Na pierwszy ogień zostały wytoczone naprawdę mocne i legendarne działa. Jako pierwszy z tych strzałów usłyszeliśmy bowiem, zaśpiewane przez Zalewskiego i Kev Foxa z prawdziwym szacunkiem do oryginału (w pełnej wersji!) i zdzierającą gardła mocą, kultowe „War Pigs” Black Sabbath, którzy w najbardziej znanym składzie odwiedzili Katowice w 1998 roku i rozpoczęli wtedy swoje rockowe misterium tym właśnie kawałkiem. A dalej było jeszcze mocniej, bo po wspomnieniu przez Zalewskiego kultowej imprezy, która od wielu lat odbywała się w Spodku – Metalmanii, wybrzmiał ognisty i wgniatający w ziemię medley metalowych wymiataczy największych tuz gatunku. Wraz z Robertem Gajewskim, wokalistą deathmetalowej grupy Carnal, Zalewski odleciał w klimaty bliskie początków jego kariery, by móc się wyszaleć w rozpędzonych wersjach „Roots Blood Roots” Sepultury, „2 Minutes to Midnight” Iron Maiden oraz „Motorbreath” Metalliki. Trzeba przyznać, że takiego połączenia nie słyszy się na pierwszych lepszych urodzinach miasta.
 

Lekkie zwolnienie tempa i szybki powrót do solowej twórczości Zalewskiego przyniosły skradający się „Wilk” oraz zabójczo przebojowy, również wyśpiewany przez katowicką publiczność hymn Męskiego Grania z 2018 roku – „Początek”.

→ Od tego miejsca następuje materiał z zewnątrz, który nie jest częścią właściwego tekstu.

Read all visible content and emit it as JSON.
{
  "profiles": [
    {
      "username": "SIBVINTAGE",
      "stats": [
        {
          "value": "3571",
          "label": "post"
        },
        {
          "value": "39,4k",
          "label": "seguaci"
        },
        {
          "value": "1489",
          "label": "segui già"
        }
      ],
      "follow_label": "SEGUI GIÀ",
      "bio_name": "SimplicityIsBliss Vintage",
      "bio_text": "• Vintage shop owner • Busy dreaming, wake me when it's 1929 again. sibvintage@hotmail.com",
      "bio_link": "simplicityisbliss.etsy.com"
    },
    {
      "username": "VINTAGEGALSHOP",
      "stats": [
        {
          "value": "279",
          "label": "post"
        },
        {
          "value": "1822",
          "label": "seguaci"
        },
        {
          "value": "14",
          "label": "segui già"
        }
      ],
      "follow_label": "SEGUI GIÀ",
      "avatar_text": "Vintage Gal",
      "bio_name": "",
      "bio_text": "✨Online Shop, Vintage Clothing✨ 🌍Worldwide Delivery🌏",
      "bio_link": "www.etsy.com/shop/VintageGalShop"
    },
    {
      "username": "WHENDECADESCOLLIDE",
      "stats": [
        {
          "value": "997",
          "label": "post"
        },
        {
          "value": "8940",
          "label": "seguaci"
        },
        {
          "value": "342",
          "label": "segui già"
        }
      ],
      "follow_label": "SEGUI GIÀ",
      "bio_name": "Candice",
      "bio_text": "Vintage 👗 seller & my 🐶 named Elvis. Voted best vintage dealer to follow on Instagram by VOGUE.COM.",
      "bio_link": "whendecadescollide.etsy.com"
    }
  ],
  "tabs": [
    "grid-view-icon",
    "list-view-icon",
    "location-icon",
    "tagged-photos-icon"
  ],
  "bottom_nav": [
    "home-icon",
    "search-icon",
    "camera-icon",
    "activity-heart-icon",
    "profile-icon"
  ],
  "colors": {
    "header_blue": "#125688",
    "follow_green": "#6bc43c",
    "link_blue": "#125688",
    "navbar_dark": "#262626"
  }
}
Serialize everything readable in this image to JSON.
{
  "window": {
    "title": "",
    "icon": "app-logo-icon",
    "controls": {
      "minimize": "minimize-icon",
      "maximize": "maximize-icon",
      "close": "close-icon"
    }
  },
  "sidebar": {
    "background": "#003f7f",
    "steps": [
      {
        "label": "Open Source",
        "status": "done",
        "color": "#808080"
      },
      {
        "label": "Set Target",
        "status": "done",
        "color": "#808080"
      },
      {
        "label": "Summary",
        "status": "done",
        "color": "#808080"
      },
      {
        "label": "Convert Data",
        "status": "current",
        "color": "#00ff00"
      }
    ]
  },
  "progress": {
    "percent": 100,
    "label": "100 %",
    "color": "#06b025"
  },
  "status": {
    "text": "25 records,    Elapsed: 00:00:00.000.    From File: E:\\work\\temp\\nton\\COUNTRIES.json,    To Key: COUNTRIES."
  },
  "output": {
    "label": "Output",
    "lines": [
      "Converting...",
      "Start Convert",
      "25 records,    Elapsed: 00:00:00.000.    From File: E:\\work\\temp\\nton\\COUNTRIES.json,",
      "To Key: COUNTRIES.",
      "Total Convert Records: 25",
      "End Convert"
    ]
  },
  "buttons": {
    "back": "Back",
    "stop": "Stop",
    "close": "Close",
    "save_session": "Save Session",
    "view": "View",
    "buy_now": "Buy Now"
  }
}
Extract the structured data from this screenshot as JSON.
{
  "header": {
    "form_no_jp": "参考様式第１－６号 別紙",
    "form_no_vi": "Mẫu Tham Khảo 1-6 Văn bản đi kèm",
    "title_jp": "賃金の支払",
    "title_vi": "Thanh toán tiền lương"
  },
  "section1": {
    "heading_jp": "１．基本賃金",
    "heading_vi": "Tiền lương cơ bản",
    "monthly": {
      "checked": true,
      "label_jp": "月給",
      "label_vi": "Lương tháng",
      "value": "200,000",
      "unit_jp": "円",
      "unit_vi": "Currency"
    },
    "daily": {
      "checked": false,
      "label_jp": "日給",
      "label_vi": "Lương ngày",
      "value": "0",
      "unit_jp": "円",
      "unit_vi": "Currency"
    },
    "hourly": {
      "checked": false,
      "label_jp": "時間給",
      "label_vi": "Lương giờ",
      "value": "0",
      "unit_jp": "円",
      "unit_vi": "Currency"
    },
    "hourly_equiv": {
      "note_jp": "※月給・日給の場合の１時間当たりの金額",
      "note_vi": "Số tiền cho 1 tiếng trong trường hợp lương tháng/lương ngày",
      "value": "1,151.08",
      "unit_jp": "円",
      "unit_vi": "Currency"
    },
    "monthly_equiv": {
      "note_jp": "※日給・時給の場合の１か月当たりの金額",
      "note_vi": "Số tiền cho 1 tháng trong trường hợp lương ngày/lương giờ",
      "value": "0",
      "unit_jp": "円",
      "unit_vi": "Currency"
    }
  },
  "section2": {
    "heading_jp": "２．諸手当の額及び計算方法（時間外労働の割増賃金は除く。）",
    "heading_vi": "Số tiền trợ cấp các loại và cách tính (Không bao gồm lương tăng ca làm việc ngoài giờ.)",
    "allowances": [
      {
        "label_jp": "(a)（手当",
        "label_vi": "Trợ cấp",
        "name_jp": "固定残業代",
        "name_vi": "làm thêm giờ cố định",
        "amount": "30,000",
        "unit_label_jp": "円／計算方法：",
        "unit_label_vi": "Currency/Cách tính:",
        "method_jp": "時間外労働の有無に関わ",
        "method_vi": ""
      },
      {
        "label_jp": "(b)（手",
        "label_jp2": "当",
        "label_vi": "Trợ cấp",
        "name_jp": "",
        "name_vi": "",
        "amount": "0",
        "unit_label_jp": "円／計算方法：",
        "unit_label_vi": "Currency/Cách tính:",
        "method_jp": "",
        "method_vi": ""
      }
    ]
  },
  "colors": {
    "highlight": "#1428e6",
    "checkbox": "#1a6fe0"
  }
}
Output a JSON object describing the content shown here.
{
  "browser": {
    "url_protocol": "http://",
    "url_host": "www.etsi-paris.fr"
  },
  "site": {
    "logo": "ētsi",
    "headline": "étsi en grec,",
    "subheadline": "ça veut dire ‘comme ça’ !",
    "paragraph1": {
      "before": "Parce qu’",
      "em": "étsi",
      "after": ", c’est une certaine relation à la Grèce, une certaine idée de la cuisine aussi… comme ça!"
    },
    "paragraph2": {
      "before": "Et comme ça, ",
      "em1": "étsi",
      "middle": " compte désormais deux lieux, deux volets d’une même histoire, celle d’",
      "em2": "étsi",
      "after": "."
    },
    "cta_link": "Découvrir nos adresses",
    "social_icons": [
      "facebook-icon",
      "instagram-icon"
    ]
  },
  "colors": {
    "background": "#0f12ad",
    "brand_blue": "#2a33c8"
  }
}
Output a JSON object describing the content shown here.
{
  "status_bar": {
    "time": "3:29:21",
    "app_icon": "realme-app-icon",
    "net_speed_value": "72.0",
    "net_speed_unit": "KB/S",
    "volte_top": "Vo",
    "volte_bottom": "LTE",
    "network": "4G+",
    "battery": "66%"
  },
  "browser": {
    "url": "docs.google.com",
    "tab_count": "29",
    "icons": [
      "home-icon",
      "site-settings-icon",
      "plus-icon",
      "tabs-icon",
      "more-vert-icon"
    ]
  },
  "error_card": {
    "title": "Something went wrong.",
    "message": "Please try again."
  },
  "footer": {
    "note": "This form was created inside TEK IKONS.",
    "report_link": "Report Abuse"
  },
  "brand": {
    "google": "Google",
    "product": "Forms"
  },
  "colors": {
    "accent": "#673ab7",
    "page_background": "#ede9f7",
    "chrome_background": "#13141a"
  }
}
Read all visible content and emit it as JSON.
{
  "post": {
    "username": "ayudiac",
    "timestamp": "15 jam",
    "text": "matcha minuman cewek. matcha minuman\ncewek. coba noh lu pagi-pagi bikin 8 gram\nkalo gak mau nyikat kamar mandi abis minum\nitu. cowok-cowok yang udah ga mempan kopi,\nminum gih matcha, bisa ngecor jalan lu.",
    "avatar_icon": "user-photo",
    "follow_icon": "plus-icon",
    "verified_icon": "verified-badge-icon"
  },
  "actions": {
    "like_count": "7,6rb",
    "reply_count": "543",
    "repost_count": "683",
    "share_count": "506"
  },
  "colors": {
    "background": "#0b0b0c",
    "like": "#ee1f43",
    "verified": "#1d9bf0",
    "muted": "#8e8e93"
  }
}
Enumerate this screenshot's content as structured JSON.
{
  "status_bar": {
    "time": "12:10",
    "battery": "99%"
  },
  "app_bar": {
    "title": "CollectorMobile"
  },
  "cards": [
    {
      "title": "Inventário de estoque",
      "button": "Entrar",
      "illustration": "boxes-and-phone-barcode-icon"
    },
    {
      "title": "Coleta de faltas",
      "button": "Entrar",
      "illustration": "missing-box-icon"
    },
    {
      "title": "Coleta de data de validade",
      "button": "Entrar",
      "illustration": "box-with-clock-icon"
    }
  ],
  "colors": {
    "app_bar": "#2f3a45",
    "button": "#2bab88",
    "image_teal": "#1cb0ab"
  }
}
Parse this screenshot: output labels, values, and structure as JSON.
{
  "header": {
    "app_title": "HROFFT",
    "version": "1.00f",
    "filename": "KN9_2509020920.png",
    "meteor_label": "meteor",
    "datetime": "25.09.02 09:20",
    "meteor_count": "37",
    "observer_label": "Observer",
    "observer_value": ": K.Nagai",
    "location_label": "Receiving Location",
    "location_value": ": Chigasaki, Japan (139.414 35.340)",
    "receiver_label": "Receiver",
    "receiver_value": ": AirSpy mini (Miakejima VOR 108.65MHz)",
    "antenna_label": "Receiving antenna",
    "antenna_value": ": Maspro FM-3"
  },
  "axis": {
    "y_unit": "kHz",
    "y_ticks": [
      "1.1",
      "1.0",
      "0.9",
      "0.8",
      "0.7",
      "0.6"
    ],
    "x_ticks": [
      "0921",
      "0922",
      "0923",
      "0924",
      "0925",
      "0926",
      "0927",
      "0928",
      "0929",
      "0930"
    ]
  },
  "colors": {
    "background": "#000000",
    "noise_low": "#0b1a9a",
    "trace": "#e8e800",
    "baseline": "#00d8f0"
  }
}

Po nich jeszcze jedno spojrzenie w muzyczną przeszłość i hołd dla dwóch wielkich legend brytyjskiego rocka. Najpierw roztańczone „I’m Still Standing” sir Eltona Johna, na którym w chórkach ponownie pojawiła się Ptakova, a w tle, na znajdujących się za muzykami ekranach wyświetlone zostały oryginalne zdjęcia z historycznej wizyty muzyka w Spodku w 1984 roku. Jednak jednym z najbardziej poruszających i wyjątkowych chwil wieczoru było wykonanie razem z Andrzejem Smolikiem i Kev Foxem przepięknej, chwytliwej ballady „You Can’t Always Get What You Want” The Rolling Stones. Co prawda Stonesi nigdy w Katowicach nie wystąpili, ale tym wykonaniem artyści złożyli piękny hołd ku pamięci nieodżałowanego perkusisty Charliego Wattsa.
 

Ostatni akt koncertu to już w pełni solowe show Krzysztofa Zalewskiego.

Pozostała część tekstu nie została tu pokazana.